Check symplectomorphism property on infinitesimal generators I stumbled over the following question:
First, let me give the basic definition of a symplectic group action:
Let $(M, \omega)$ be a symplectic manifold and $G$ a Lie group. A smooth action $\Phi:G \times M \rightarrow M$ is symplectic if each $\Phi_g$ is a symplectomorphism, i.e. $\Phi_g^* \omega = \omega.$
Now, it is clear that if $\Phi$ is symplectic, then the Lie derivative $L_{\phi_\chi} \omega =0$ for all $ \chi \in \mathfrak{g},$ where $\phi_{\chi}(x) = \frac{d}{dt}|_{t=0} \Phi_{e^{t \chi}}(x)$ are called the infinitesimal generators.
This is easy to see as $L_{\phi_{\chi}}(\omega) = \frac{d}{dt}|_{t=0} (\Phi_{e^{t \chi}})^* \omega = 0 $ by definition.
What is a priori unclear to me is whether this ($L_{\phi_\chi} \omega =0$ for all $ \chi \in \mathfrak{g}$) is already sufficient to conclude that $\Phi$ is a symplectic group action.
Does anybody know when (maybe under which additional conditions) this is the case?
I should say that I stumbled over this when reading this book, where it is called the infinitesimal version of this equation:
read the reference on google books.
But maybe the term "infinitesimal version" has a different meaning in symplectic geometry and it is not in general possible to go back to the "global version."
 A: I think it is sufficient to assume that $G$ is a connected Lie group.
It is not necessary to assume that the exponential map is surjective
(intuitively because one can follow broken one-parameter groups). 

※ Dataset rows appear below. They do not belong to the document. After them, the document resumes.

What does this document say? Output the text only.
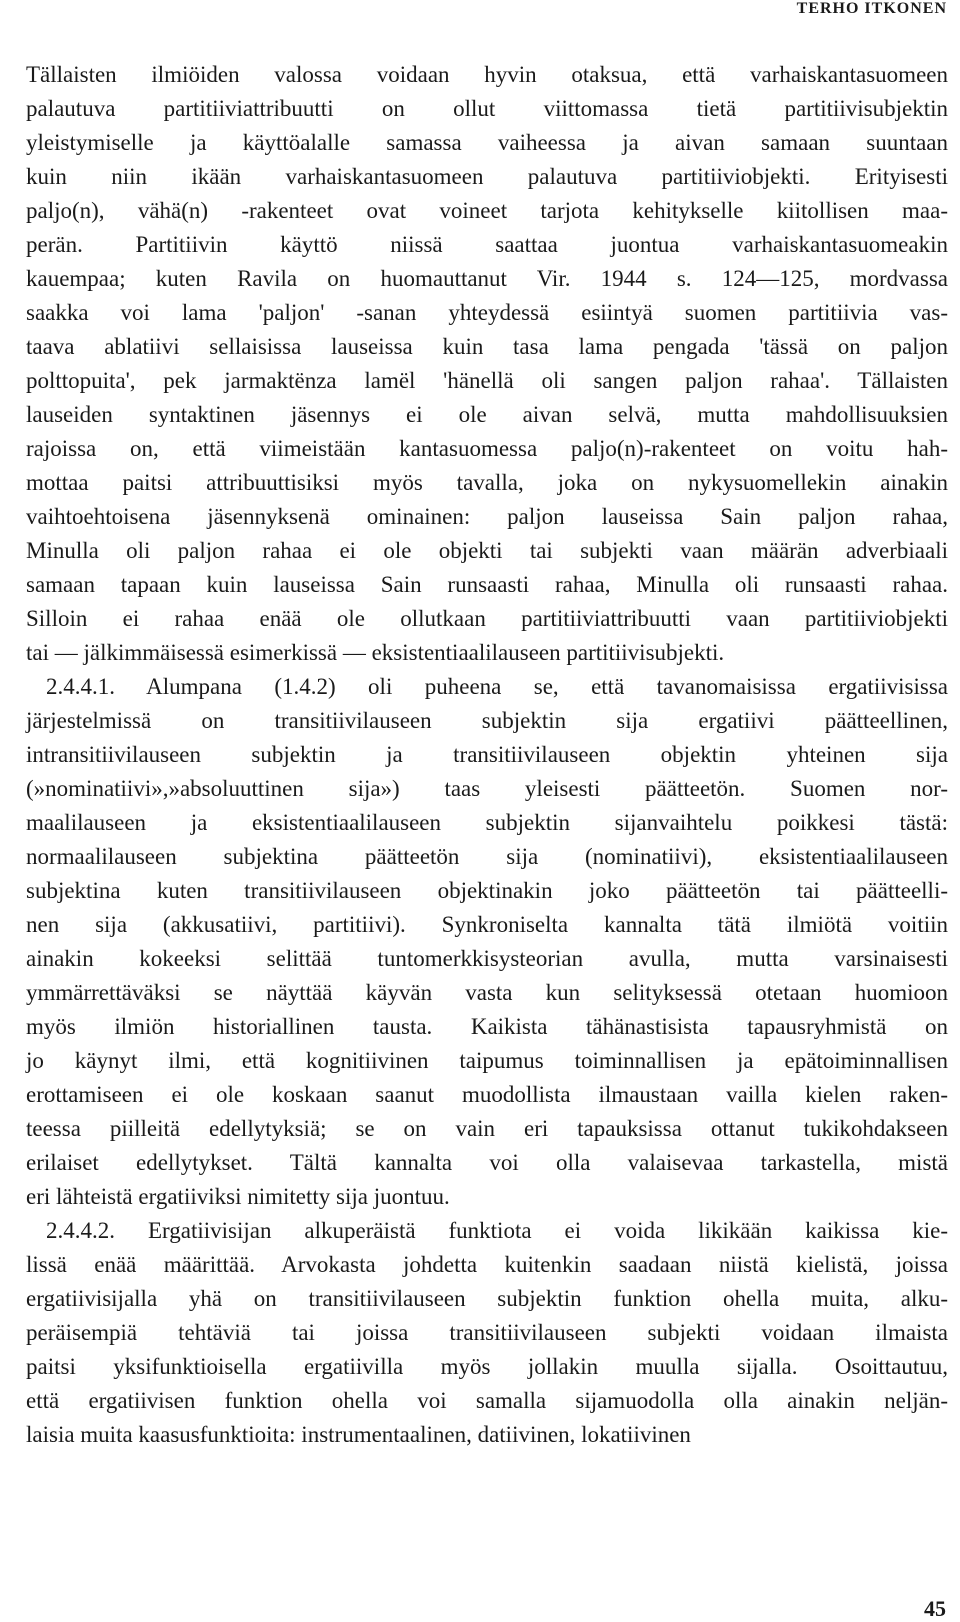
TERHO ITKONEN
Tällaisten ilmiöiden valossa voidaan hyvin otaksua, että varhaiskantasuomeen
palautuva partitiiviattribuutti on ollut viittomassa tietä partitiivisubjektin
yleistymiselle ja käyttöalalle samassa vaiheessa ja aivan samaan suuntaan
kuin niin ikään varhaiskantasuomeen palautuva partitiiviobjekti. Erityisesti
paljo(n), vähä(n) -rakenteet ovat voineet tarjota kehitykselle kiitollisen maa-
perän. Partitiivin käyttö niissä saattaa juontua varhaiskantasuomeakin
kauempaa; kuten Ravila on huomauttanut Vir. 1944 s. 124—125, mordvassa
saakka voi lama 'paljon' -sanan yhteydessä esiintyä suomen partitiivia vas-
taava ablatiivi sellaisissa lauseissa kuin tasa lama pengada 'tässä on paljon
polttopuita', pek jarmaktënza lamël 'hänellä oli sangen paljon rahaa'. Tällaisten
lauseiden syntaktinen jäsennys ei ole aivan selvä, mutta mahdollisuuksien
rajoissa on, että viimeistään kantasuomessa paljo(n)-rakenteet on voitu hah-
mottaa paitsi attribuuttisiksi myös tavalla, joka on nykysuomellekin ainakin
vaihtoehtoisena jäsennyksenä ominainen: paljon lauseissa Sain paljon rahaa,
Minulla oli paljon rahaa ei ole objekti tai subjekti vaan määrän adverbiaali
samaan tapaan kuin lauseissa Sain runsaasti rahaa, Minulla oli runsaasti rahaa.
Silloin ei rahaa enää ole ollutkaan partitiiviattribuutti vaan partitiiviobjekti
tai — jälkimmäisessä esimerkissä — eksistentiaalilauseen partitiivisubjekti.
2.4.4.1. Alumpana (1.4.2) oli puheena se, että tavanomaisissa ergatiivisissa
järjestelmissä on transitiivilauseen subjektin sija ergatiivi päätteellinen,
intransitiivilauseen subjektin ja transitiivilauseen objektin yhteinen sija
(»nominatiivi»,»absoluuttinen sija») taas yleisesti päätteetön. Suomen nor-
maalilauseen ja eksistentiaalilauseen subjektin sijanvaihtelu poikkesi tästä:
normaalilauseen subjektina päätteetön sija (nominatiivi), eksistentiaalilauseen
subjektina kuten transitiivilauseen objektinakin joko päätteetön tai päätteelli-
nen sija (akkusatiivi, partitiivi). Synkroniselta kannalta tätä ilmiötä voitiin
ainakin kokeeksi selittää tuntomerkkisysteorian avulla, mutta varsinaisesti
ymmärrettäväksi se näyttää käyvän vasta kun selityksessä otetaan huomioon
myös ilmiön historiallinen tausta. Kaikista tähänastisista tapausryhmistä on
jo käynyt ilmi, että kognitiivinen taipumus toiminnallisen ja epätoiminnallisen
erottamiseen ei ole koskaan saanut muodollista ilmaustaan vailla kielen raken-
teessa piilleitä edellytyksiä; se on vain eri tapauksissa ottanut tukikohdakseen
erilaiset edellytykset. Tältä kannalta voi olla valaisevaa tarkastella, mistä
eri lähteistä ergatiiviksi nimitetty sija juontuu.
2.4.4.2. Ergatiivisijan alkuperäistä funktiota ei voida likikään kaikissa kie-
lissä enää määrittää. Arvokasta johdetta kuitenkin saadaan niistä kielistä, joissa
ergatiivisijalla yhä on transitiivilauseen subjektin funktion ohella muita, alku-
peräisempiä tehtäviä tai joissa transitiivilauseen subjekti voidaan ilmaista
paitsi yksifunktioisella ergatiivilla myös jollakin muulla sijalla. Osoittautuu,
että ergatiivisen funktion ohella voi samalla sijamuodolla olla ainakin neljän-
laisia muita kaasusfunktioita: instrumentaalinen, datiivinen, lokatiivinen
45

In fact, the set $H$ consisting of all $g\in G$ such that $\Phi_g^*\omega=\omega$ is a closed subgroup of $G$. A closed subgroup of a Lie group is a Lie group 
with the induced topology. What is the Lie algebra of $H$? The assumption that 
implies that the Lie algebra of $H$ equals the Lie algebra of $G$. In case $G$ is connected, this implies that $H=G$. 
Edit: Another way to think, perhaps more elementary. $H$ is an (abstract) group. The assumption that $L_{\phi_\chi}(\omega)=0$ for all $\chi\in\mathfrak g$ implies that 
$H$ contains a neighborhood of the identity, and $G$ (if connected) is generated by any neighborhood of the identity. 
To see that $H$ contains a neighborhood of the identity, one uses that the exponential map is onto a neighborhood of the identity and computes that
(denote $\varphi_t=\Phi_{e^{t\chi}}$):
$$\frac{d}{dt}\Big|_{t=s}\varphi_t^*\omega=\frac{d}{dt}\Big|_{t=s}(\varphi_{t-s}\varphi_s)^*\omega=\frac{d}{du}\Big|_{u=0}(\varphi_u\varphi_s)^*\omega=\varphi_s^*\frac{d}{dt}\Big|_{u=0}\varphi^*_u\omega=0$$
for all $s\in\mathbb R$, so $\varphi_t^*\omega=\omega$ for all $t\in\mathbb R$.